Empat Isu yang Bikin Penunjukkan Penjabat Kepala Daerah Jadi Sensitif
Undang-Undang Nomor 10 tahun 2016 Tentang Pemilihan Gubernur, Bupati, dan Wali Kota memerintahkan agar pelaksanaan Pemilihan Kepala Daerah (Pilkada) dilakukan serentak November 2024. Untuk mengisi kekosongan jabatan kepala daerah, pemerintah melalui Kementerian Dalam Negeri (Kemendagri) akan menunjuk seorang penjabat.
Imbasnya, total ada 272 kepala daerah yang masa jabatannya habis sebelum pelaksanaan Pilkada serentak. Mereka terdiri dari 101 kepala daerah pada tahun ini, dan 171 kepala daerah pada 2023.
Kemendagri saat ini tengah menyeleksi para calon secara tertutup. Untuk jabatan gubernur, Kemendagri akan menyerahkan tiga nama calon untuk dipilih salah satunya oleh presiden.

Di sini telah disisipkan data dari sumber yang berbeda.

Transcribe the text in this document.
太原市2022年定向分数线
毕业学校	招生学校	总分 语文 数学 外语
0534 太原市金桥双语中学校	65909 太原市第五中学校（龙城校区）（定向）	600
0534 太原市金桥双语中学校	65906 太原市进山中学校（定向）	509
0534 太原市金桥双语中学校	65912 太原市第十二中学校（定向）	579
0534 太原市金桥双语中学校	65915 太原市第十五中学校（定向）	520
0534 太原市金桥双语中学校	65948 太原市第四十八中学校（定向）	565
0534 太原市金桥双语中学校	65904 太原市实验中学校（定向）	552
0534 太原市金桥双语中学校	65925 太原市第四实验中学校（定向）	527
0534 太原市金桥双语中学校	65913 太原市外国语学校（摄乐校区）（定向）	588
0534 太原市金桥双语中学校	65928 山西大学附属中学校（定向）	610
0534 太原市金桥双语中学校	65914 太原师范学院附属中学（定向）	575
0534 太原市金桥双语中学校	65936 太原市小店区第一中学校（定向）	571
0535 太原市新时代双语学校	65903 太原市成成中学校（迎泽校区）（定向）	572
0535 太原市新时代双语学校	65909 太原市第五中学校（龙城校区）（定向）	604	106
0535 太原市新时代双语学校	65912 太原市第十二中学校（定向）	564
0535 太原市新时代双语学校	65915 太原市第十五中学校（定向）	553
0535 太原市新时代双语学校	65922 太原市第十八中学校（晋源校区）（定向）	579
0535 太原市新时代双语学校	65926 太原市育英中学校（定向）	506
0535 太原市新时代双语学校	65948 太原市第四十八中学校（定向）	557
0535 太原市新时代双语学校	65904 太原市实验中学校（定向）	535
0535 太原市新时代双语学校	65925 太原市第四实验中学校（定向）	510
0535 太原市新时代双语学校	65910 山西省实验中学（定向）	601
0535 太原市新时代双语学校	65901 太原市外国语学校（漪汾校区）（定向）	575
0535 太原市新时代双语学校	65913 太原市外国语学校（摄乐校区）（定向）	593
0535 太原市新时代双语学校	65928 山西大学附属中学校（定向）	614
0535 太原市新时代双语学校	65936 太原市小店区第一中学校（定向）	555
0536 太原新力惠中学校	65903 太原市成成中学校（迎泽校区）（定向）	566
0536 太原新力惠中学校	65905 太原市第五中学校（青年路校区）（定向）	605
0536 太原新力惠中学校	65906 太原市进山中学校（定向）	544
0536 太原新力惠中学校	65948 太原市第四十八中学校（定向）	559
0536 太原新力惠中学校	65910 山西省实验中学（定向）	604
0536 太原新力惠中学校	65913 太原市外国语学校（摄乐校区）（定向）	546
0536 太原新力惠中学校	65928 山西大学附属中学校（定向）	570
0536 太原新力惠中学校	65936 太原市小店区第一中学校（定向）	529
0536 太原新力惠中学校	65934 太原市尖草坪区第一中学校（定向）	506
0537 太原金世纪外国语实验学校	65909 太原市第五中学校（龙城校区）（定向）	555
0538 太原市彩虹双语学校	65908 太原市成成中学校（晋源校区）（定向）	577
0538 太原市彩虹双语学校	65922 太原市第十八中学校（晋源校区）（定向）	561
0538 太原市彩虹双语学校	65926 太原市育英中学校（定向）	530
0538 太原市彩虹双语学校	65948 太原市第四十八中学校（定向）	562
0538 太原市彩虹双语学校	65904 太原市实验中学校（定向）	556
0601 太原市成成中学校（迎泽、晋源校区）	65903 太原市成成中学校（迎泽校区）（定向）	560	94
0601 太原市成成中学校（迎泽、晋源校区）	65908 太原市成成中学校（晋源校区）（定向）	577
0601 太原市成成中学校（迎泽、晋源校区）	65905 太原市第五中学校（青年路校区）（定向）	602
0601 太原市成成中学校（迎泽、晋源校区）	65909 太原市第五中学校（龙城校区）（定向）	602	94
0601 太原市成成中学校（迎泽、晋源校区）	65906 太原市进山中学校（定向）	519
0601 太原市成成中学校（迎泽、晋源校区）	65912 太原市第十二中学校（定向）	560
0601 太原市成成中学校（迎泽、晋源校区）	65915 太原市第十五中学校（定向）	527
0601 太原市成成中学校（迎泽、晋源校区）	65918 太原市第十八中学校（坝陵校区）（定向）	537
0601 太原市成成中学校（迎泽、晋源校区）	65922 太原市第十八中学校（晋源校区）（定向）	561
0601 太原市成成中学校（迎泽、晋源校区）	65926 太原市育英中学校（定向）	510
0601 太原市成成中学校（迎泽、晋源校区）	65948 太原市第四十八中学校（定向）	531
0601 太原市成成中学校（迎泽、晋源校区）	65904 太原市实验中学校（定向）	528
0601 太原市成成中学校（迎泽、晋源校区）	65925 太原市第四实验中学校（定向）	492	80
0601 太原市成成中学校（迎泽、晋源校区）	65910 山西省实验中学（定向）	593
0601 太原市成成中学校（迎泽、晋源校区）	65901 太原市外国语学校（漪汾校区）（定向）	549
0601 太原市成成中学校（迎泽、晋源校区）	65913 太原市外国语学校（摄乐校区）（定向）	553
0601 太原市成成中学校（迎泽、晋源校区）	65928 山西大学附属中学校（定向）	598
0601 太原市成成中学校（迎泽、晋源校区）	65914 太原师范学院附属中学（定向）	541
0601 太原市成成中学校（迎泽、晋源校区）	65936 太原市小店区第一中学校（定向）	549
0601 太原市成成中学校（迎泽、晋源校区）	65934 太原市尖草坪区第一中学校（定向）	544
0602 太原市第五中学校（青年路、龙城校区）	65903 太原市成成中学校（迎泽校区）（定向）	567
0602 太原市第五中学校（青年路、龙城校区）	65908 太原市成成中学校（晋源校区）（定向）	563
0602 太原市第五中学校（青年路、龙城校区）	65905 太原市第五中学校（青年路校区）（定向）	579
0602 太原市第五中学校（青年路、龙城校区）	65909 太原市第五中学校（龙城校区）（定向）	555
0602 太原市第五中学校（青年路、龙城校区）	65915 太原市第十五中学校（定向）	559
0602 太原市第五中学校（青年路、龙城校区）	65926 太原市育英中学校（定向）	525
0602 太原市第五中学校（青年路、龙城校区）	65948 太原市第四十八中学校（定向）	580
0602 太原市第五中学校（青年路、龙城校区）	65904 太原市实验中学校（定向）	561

Sementara untuk bupati dan wali kota, Kemendagri akan memilih dari nama calon yang diusulkan gubernur.
Menyangkut proses seleksi yang tertutup, menurut anggota Komisi II Dewan Perwakilan Rakyat (DPR), Zulfikar Arse Sadikin, sudah sesuai amanat Undang-Undang Nomor 10 Tahun 2016. “Selama ini memakai aturan yang lama, tidak jadi soal,” katanya saat dihubungi Katadata.co.id pada Selasa (10/5).
Zulfikar justru menyoroti empat persoalan yang membuat proses penunjukkan penjabat kepala daerah menjadi sensitif. Hal ini menyangkut jumlah penjabat kepala daerah yang banyak. Kemudian durasi penjabat yang ditunjuk untuk mengisi kekosongan jabatan kepala daerah, hadirnya penunjukkan penjabat kepala daerah di tengah momen pemilu 2024, serta mengenai kedudukan dan wewenang penjabat ketika memimipin.
Soal kedudukan dan wewenang penjabat nanti, Zulfikar menilai perlu ada kesamaan di antara kepala daerah yang dipilih melalui pilkada maupun penjabat yang dipilih Kemendagri. Terutama jika melihat kepada aturan hukum saat ini, tidak ada regulasi spesifik untuk wewenang dan kedudukan penjabat kepala daerah.
“Dia bisa datang ke DPRD, dia bisa tanda tangan, dia bisa mutasi, promosi, yang penting ada izin dari atasan,” ujarnya.